I had a wobble when I tried to decide what to read for this category. Firstly, I’m in the UK, so I had to decide how I would ‘translate’ the word state – home county? home town? Then, I had the usual problem that I’ve never really known where home was. I spent the longest period of my childhood, I suppose, in Oxford. A small village outside the city centre, which was both quaint and dull and -it’s beginning to dawn on me – I’ll miss it bitterly when my parents finally leave there next summer. But I’ve lived for nearly as long in London, now, and Crystal Palace has begun to feel like a forever home for me.
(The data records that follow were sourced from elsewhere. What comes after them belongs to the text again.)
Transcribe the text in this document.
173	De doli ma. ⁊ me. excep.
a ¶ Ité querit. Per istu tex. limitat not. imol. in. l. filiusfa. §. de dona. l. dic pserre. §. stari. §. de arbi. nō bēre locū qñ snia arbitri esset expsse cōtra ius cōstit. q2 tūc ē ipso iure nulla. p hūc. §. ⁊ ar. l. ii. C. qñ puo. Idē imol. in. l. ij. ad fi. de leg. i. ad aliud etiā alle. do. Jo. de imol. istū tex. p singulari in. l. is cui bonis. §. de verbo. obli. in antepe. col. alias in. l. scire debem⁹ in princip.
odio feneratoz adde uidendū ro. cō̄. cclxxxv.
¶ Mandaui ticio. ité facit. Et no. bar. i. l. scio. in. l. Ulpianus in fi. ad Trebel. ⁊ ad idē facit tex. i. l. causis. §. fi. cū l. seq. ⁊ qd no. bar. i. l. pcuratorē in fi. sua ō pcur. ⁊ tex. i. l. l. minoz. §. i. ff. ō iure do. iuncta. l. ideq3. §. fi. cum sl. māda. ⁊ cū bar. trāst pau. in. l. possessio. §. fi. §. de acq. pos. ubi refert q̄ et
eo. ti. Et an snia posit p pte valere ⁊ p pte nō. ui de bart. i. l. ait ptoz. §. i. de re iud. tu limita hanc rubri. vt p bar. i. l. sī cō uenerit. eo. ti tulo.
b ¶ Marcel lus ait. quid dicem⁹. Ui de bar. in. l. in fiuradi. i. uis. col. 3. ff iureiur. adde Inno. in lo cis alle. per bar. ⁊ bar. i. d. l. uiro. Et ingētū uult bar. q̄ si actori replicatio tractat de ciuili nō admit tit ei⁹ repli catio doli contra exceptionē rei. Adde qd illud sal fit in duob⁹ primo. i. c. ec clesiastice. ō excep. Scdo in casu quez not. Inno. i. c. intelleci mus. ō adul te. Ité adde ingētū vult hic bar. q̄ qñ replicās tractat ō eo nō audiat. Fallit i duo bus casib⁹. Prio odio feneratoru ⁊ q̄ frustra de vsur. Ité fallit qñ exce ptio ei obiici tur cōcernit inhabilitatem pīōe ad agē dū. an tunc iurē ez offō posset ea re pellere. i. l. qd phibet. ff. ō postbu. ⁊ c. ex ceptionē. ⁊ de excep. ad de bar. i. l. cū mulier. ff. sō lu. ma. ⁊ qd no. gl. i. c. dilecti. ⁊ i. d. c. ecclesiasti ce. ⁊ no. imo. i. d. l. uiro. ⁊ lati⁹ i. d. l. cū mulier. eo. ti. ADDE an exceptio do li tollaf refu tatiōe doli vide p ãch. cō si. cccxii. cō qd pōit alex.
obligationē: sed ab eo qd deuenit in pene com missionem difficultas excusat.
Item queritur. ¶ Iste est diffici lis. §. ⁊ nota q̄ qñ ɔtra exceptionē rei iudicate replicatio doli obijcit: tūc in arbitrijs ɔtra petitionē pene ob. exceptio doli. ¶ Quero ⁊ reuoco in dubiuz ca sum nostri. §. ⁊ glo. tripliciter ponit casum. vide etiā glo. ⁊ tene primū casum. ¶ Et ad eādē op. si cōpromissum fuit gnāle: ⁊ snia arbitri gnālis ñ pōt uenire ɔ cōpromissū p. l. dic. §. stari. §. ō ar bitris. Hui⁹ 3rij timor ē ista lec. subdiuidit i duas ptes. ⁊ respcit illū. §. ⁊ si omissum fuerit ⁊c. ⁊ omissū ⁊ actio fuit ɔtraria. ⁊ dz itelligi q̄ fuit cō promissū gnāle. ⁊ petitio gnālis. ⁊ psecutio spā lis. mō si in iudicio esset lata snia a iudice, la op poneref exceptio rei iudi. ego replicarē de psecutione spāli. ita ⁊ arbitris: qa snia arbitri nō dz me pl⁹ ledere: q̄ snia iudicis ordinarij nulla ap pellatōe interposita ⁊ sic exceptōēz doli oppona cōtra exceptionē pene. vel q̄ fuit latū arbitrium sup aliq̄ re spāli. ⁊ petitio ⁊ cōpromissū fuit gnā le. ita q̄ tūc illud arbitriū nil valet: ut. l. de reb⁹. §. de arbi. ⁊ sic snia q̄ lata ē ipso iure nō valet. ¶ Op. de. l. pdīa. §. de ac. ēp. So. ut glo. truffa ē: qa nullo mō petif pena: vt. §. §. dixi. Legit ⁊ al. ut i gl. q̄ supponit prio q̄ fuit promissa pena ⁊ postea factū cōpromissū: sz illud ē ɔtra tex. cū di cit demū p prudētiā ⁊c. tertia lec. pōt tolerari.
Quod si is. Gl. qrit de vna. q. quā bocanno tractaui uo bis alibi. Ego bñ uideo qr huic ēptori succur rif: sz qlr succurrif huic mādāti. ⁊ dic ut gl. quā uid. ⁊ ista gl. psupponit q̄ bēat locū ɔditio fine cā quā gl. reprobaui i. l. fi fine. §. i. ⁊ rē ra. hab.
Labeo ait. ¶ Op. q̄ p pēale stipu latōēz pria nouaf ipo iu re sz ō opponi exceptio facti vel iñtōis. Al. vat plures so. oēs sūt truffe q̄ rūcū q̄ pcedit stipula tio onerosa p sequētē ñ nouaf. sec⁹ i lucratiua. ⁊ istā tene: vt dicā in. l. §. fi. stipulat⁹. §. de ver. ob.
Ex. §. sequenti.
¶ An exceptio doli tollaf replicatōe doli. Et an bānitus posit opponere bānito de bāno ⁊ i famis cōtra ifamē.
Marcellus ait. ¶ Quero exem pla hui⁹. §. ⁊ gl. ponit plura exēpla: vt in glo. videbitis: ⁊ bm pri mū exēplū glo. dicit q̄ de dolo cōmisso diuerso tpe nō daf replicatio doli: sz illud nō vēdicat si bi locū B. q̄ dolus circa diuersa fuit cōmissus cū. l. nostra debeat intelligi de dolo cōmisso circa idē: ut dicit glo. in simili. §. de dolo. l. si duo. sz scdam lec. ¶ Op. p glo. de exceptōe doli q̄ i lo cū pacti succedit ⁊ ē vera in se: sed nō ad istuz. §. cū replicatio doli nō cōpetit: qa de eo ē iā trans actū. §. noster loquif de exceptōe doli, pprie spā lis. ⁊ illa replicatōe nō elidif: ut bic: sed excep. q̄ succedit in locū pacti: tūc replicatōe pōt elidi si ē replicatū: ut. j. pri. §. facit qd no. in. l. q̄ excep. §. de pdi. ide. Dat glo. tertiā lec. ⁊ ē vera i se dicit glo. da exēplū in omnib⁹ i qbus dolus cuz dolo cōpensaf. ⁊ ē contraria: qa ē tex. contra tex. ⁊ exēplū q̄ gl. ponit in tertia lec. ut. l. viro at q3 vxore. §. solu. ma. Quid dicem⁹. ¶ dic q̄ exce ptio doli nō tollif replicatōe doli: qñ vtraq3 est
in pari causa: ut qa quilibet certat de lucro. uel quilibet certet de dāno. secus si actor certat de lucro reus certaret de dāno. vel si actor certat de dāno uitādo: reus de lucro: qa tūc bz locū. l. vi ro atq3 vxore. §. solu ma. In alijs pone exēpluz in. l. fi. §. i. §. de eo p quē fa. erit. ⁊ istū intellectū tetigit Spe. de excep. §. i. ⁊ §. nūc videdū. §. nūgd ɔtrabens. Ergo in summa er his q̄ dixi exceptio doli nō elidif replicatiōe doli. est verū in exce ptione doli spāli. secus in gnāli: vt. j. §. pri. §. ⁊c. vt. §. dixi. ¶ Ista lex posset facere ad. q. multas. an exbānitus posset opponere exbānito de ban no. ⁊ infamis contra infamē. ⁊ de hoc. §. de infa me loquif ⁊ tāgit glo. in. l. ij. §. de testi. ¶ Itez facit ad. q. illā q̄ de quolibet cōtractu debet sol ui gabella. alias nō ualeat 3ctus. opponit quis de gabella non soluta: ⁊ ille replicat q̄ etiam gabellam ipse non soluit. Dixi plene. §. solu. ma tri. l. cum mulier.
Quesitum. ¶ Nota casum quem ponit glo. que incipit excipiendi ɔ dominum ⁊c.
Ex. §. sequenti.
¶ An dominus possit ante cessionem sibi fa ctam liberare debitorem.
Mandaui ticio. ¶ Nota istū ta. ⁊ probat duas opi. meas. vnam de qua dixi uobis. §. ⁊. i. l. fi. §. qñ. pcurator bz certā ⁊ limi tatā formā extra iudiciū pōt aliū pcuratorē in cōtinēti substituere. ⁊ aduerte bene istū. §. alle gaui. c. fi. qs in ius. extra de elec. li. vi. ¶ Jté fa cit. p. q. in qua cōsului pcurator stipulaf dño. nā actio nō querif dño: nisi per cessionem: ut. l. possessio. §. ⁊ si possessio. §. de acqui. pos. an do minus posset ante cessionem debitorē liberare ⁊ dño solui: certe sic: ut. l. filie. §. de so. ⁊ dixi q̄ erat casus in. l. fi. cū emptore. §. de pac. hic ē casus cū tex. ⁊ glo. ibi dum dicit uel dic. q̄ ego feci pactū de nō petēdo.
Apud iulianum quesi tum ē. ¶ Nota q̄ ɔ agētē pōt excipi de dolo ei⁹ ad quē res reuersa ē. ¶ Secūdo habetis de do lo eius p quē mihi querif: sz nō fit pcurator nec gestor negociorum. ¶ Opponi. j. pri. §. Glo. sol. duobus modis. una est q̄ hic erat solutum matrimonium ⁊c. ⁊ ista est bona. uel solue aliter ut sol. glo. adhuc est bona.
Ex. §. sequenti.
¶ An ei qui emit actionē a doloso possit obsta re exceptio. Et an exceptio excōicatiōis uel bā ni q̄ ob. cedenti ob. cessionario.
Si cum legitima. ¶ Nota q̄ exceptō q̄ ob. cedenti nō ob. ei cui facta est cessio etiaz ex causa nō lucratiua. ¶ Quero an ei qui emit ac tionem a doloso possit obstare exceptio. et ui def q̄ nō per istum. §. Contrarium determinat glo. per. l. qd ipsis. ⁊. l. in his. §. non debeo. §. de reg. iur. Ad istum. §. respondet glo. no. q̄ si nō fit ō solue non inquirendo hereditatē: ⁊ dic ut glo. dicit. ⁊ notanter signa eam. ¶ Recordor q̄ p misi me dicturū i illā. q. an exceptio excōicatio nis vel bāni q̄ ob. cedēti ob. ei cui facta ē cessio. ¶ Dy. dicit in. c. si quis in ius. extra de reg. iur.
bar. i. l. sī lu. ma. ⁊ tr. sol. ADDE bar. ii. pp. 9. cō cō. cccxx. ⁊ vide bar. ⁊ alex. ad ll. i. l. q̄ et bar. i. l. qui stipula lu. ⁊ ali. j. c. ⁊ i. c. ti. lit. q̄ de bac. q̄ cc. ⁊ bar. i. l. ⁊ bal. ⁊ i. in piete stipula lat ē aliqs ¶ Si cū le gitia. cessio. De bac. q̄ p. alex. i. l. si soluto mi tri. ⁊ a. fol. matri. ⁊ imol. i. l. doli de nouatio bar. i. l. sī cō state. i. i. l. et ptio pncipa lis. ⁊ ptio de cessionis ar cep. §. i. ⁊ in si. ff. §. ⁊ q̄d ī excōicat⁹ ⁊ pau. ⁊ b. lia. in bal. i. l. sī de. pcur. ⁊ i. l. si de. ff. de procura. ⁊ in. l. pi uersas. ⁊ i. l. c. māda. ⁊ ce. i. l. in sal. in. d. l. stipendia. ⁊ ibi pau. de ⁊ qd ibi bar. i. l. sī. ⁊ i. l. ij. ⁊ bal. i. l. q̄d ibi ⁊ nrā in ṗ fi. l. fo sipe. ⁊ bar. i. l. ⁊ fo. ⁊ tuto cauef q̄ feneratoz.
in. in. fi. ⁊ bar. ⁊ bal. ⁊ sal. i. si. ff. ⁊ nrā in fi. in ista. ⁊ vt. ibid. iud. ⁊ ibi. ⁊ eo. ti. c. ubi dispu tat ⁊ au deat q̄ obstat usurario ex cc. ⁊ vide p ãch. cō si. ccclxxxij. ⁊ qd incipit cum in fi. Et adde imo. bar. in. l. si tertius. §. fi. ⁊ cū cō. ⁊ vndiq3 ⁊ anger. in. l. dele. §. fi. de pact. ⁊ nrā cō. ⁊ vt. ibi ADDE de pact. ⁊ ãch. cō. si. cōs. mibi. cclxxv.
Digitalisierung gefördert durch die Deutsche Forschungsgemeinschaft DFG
So, I thought I’d see if there were any novels set in my little part of South East London. Sure enough, Deborah Crombie (who lives in Dallas, Texas of all places) has set one of her Duncan Kincaid / Gemma Jones detective novels not 5 minutes from my house. The first murder happens in a hotel at the top of my hill, the characters frequent my local pub. The police spend hours of their time trying to navigate Westow Hill and the Triangle. It’s great. One character spent his teenaged summers playing his guitar under one of the sphinxes, something I would love to be able to do. That this character then got as far as he could from Upper Norwood because it was so scummy did nothing to quell the magic.

It’s not a bad little crime novel, either. I’ll certainly consider reading some of the others in the series, perhaps on my next holiday (I love a good crime series by a sunny swimming pool; or on a cold, English campsite). It also has the unusual quirk of being a novel about the Met where women detectives are in the majority. I’m not sure how true to reality that is, but it made a nice change.